Komisi I DPRD Kukar dipimpin Supriyadi saat RDP dengan instansi terkait dan perusahaan terkait keterlibatan BUMDes menjalankan sub kegiatan perusahaan. (FOTO: ist)

KUTAI KARTANEGARA, Kate.id – Komisi I DPRD Kutai Kartanegara (Kukar) Supri meminta perusahaan yang ada di Desa Separi bisa turut membantu Badan Usaha Milik Desa (BUMDes). Permintaan ini lantaran prihatin atas tidak adanya kontribusi pembinaan dari perusahaan batu bara besar terhadap BUMDes Separi, Kecamatan Tenggarong Seberang.

“Komisi I dapat laporan dari masyarakat Desa Separi. Bumdes di sana tidak dilibatkan dalam pembinaan atau kerja sama kegiatan perusahaan. Makanya kami gelar Rapat Dengar Pendapat (RDP) dengan instansi terkait dan perusahaan, dua hari yang lalu di ruang Komisi I,“ jelas Supri, Sabtu(6/6/2020) sore.

Supri menyebutkan ada perusahaan batu bara skala jumbo yang beroperasi di Separi. Seperti PT Jembayan Muara Bara, PT Mahakam Sumber Jaya dan PT Kitadin. Namun yang membuat dirinya heran perusahaan tersebut tidak membina dan melibatkan Bumdes dalam menjalankan salah satu sub kegiatannya.

“Tiga perusahaan tersebut punya kegiatan jasa tarik kapal. Namun yang dilibatkan lembaga di luar wilayah Separi. Libatkan saja BUMDes Separi dalam menjalankan kegiatan jasa tersebut. Jika mau perusahaan disebut telah menolong masyarakat sekitar,“ ujarnya.

Supri menambahkan, program pemberdayaan masyarakat sekitar wilayah operasional perusahaan wajib memberdayakan masyarakat sekitar. Agar masyarakat tidak dirugikan, perusahaan dan masyarakat sama-sama untung. Malahan di Kukar sudah ada contoh perusahaan yang selalu melibatkan BUMDes dalam mengelola sub kegiatan perusahaan.

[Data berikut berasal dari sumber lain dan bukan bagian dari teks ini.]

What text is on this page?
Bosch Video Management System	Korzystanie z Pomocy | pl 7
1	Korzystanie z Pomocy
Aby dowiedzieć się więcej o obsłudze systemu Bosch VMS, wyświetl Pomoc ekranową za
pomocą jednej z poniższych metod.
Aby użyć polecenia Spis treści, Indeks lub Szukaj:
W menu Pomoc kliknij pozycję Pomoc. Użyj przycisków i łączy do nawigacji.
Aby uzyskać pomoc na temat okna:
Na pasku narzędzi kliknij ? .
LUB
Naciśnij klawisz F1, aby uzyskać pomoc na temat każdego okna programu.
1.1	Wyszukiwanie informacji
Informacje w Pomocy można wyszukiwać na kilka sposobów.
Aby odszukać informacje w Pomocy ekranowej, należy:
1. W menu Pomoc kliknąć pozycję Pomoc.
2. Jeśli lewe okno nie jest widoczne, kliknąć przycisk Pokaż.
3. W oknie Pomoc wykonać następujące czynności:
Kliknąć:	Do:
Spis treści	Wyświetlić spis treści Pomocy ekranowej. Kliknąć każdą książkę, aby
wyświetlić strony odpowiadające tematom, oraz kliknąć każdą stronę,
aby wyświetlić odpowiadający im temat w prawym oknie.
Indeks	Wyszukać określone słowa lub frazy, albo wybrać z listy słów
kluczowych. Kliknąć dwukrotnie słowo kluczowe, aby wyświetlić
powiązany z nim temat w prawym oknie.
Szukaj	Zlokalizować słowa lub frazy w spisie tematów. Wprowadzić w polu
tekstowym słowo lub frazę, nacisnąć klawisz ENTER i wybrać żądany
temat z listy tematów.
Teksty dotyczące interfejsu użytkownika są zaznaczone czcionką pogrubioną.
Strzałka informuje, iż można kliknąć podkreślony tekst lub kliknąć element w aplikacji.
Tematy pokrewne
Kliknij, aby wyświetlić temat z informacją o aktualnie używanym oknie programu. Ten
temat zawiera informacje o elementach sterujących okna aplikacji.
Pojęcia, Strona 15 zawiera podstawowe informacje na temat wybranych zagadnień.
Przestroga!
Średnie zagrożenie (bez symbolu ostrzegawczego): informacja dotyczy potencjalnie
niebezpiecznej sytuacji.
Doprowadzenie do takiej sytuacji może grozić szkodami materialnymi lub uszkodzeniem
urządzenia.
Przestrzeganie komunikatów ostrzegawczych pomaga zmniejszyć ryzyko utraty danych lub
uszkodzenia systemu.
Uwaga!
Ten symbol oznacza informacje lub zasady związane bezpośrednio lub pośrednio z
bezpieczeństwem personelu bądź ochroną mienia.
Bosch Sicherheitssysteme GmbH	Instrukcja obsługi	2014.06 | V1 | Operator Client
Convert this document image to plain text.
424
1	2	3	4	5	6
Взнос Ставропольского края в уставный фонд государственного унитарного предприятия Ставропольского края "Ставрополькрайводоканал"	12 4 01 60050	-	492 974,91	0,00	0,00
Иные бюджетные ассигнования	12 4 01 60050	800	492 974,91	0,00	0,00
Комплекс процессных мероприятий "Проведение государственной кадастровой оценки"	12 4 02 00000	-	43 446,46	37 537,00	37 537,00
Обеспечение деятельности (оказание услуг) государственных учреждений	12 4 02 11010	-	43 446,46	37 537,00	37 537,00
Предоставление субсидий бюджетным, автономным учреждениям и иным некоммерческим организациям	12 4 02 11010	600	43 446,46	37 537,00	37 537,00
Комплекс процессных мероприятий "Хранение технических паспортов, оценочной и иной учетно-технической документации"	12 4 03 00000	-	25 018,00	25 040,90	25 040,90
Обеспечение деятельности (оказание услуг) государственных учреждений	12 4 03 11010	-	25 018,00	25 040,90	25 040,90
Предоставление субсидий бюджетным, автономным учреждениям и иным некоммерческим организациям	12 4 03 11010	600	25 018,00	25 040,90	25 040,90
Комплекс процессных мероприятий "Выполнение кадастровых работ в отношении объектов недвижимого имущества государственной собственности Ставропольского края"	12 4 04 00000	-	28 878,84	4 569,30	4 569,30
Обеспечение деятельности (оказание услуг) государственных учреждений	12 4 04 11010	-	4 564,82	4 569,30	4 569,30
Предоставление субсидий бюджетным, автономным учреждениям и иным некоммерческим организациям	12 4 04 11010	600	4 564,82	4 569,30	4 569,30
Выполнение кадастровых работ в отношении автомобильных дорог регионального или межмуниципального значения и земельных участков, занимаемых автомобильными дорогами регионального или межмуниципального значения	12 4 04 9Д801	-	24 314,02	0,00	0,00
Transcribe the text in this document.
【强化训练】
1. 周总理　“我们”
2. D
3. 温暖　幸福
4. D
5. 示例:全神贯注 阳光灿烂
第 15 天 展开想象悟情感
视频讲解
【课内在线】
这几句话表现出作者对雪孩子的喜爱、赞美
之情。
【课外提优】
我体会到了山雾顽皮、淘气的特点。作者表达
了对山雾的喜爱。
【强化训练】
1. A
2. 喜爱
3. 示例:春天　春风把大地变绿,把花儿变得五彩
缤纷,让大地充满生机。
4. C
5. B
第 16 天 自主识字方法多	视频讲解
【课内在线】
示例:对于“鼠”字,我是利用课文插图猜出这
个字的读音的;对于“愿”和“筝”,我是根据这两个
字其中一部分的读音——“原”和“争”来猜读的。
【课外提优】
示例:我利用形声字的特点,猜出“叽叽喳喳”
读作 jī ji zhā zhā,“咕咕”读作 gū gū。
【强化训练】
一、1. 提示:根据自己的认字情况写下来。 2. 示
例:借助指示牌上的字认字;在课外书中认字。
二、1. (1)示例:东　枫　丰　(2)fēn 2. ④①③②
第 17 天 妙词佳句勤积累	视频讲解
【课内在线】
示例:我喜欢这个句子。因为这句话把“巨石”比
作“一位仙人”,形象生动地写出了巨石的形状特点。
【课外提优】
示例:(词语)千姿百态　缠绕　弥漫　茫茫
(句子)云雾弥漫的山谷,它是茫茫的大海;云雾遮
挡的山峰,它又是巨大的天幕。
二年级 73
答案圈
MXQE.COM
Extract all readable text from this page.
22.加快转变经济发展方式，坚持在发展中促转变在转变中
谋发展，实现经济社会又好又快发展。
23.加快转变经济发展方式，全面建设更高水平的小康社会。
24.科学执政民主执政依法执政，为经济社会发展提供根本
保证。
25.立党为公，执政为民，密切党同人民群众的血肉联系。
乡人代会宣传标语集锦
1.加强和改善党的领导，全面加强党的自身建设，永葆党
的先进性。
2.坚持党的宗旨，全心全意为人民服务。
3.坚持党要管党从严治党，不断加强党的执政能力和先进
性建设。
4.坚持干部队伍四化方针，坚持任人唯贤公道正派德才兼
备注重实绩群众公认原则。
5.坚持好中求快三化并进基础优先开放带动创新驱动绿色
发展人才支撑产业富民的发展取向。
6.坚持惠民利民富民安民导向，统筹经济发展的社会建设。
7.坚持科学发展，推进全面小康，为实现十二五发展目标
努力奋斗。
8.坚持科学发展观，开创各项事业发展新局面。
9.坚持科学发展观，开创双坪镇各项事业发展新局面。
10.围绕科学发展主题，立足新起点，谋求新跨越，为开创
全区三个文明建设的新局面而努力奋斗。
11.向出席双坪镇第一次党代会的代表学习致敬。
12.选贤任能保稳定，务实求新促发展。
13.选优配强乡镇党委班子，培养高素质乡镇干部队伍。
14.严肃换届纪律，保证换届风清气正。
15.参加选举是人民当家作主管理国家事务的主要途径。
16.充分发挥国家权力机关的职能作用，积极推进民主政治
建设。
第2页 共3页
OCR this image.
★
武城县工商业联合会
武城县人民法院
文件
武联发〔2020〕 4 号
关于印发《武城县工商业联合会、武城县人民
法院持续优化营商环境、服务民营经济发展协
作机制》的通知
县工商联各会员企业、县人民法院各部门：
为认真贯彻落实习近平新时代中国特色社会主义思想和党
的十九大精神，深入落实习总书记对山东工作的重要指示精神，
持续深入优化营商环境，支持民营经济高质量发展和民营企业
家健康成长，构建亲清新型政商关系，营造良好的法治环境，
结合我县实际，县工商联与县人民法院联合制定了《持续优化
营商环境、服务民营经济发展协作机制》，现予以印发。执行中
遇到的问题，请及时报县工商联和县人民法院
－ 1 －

“Tidak usah jauh, saya ambil contoh di Loa Kulu. Beberapa perusahaan yang beroperasi di sana sudah bermitra dengan BUMDes-nya. Ini berjalan sejak lama,“ ungkapnya.

Supri memastikan, jika tidak ada tindak lanjut perusahaan terhadap keluhan masyarakat Separi, maka bisa saja komisi I akan meninjau secara langsung. Atau bisa saja memberikan catatan tersendiri kepada pemerintah untuk memberikan tindakan tegas kepada perusahaan yang ada.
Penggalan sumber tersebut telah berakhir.